April In the Journals… (2/2)

Following up on Melanie’s In the Journals… (1/2),  here is a short sampling of other recently published articles.

On “Early View” from Sociology of Health & Illness:

In an article entitled, “Undoing gender? The Case of Complementary and Alternative Medicine,” Joslyn Brenton and Sinikka Elliott show how middle-class Americans who use complementary and alternative medicine reproduce traditional gendered identities, and neoliberal tenets like the cultivation of personal control. Fadhila Mazanderani, Louise Locock, and John Powell have investigated what motivates people to share their experiences on the internet or in memoirs. Using literature about the commodification of illness narratives and data from a large collection of illness narratives gathered in the UK, they show how patients point to the “biographical value” of sharing their stories. Sociologist Jessica Powers Koski uses social movement theory in an analysis of eating disorder support groups in the Midwestern United States to argue that “framing and collective identity promote participation in eating disorder support groups while simultaneously constructing a collective eating disorder illness identity.” There is also an article about healthcare utilization among Gypsies/Travellers in England, and another about identity work in people with speech dysfluency (stutter/stammering).

The most current print issue of Sociology of Health & Illness features articles that have been available online for a few months, but I’ll highlight some that may be of interest.
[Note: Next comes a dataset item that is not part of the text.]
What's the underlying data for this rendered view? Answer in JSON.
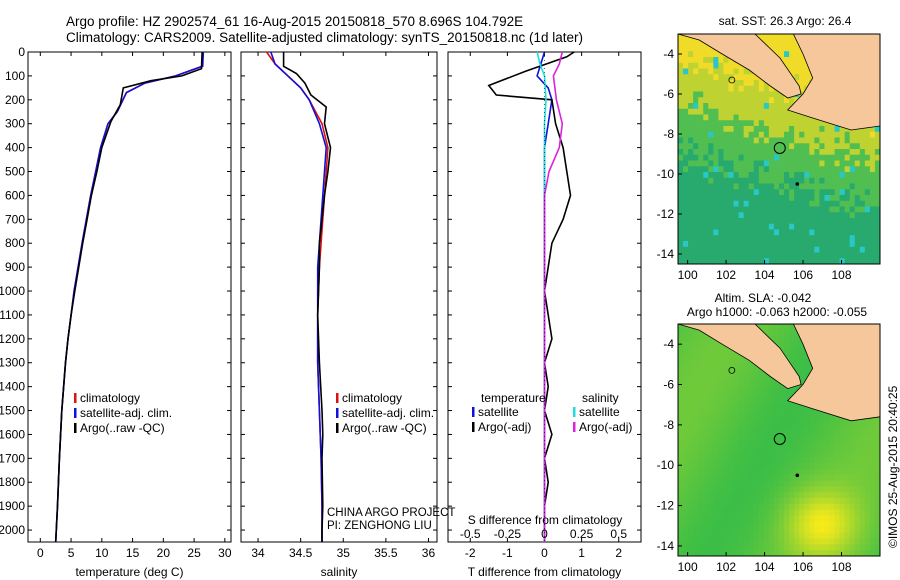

Neil Stephens, Jamie Lewis, and Paul Atkinson write about uncertainty in the regulatory frameworks that govern stem cell research, drawing on ethnographic data from the UK Stem Cell Bank and another British laboratory. Catriona Rooke writes about the increasing use of harm reduction approaches in English tobacco control strategy. Renata Kokanovic, Gillian Bendelow, and Brigid Philip discuss dissonance in lay accounts of Australians diagnosed with depression that vacillate between medicalized discourse of depression and emphasis on the social context of distress.

There are also two articles in the same issue about “good death”: Erica Borgstrom, Stephen Barclay, and Simon Cohn show how denial appears as a disease-like, treatable object to UK medical students confronting dying patients, and Hannah Frith, Jayne Raisborough, and Orly Klein examine the cultural labor of constructing deaths as good or bad, with reference to media coverage of the death of UK reality television star Jade Goody.

In the April issue of Psychosomatic Medicine, there is an article evaluating the association between miscarriage and exposure to stress during pregnancy caused by rocket-attack alarm sirens in southern Israel.

Finally, the Journal of Ethnobiology and Ethnomedicine announced that it will run editorials in which ethnobiologists reflect on their first fieldwork experiences, though none have been published yet.  In March, that journal published a study that highlights the public health benefits of educating dairy farmers in Pakistan about the management of houseflies.